さすがインサイド・ワークにたけた野村、目のつけどころが違っていた。
里見のロッテにおける役どころはこうだ。
一、球筋のよさを買われてバッティング投手。
一、日本シリーズ前は西スコアラーに代わってスコアラー。
一、サインの中継。
(球団は否定しているが) そして昨年まではブルペン捕手をしていたのでロッテの誇る三本柱の球筋は先刻承知である。
ある球団関係者はなげく。
「里見は打者同士のサイン、監督のサインの出すクセなど知っているはずだ。
サインなんて毎年そう大きく変えるわけにいかんからな」この言葉の裏には「どうしてリストアップしたんだ」という怒りがこめられている。
またこんな話もある。
会議場でくばられたリストをみて飛びあがらんばかりに驚いた某氏は濃人監督に詰め寄ったそうだ。

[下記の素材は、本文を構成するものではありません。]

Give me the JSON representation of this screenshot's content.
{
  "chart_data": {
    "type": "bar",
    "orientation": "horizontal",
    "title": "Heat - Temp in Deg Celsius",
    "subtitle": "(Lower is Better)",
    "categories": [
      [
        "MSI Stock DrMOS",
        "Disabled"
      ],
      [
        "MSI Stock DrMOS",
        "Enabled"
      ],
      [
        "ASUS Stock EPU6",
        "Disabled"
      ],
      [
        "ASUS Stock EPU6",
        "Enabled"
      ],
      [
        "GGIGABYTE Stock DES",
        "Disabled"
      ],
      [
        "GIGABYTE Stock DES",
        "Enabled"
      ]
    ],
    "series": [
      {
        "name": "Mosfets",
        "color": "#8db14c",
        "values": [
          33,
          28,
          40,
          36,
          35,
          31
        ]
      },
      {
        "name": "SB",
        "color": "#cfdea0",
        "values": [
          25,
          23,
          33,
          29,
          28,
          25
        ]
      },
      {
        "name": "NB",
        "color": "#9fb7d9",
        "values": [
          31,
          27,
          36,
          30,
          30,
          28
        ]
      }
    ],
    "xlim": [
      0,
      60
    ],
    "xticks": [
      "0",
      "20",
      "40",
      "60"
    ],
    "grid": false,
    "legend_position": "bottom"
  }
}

「もし里見をとられたらウチの手の内はすっかり読まれてしまうじゃないですか」「十番目の選手でほかに適当な人間がいないからアテ馬のつもりで出した。
まさか指名はせんだろう」しかし結果はごらんのとおり三巡目で南海が指名した。
群馬県立富岡高からオリオンズにはいって九年目。
136試合、打数21、安打5、本塁打1、打点3、打率一割八分五厘。
これが里見の公式戦における成績のすべてだが、この表面に現れたアベレージとは問題にならないくらいの損失をロッテはしてしまった。
逃がした魚の大きさを来年のペナント・レースでロッテが身にしみて味わわなければよいが。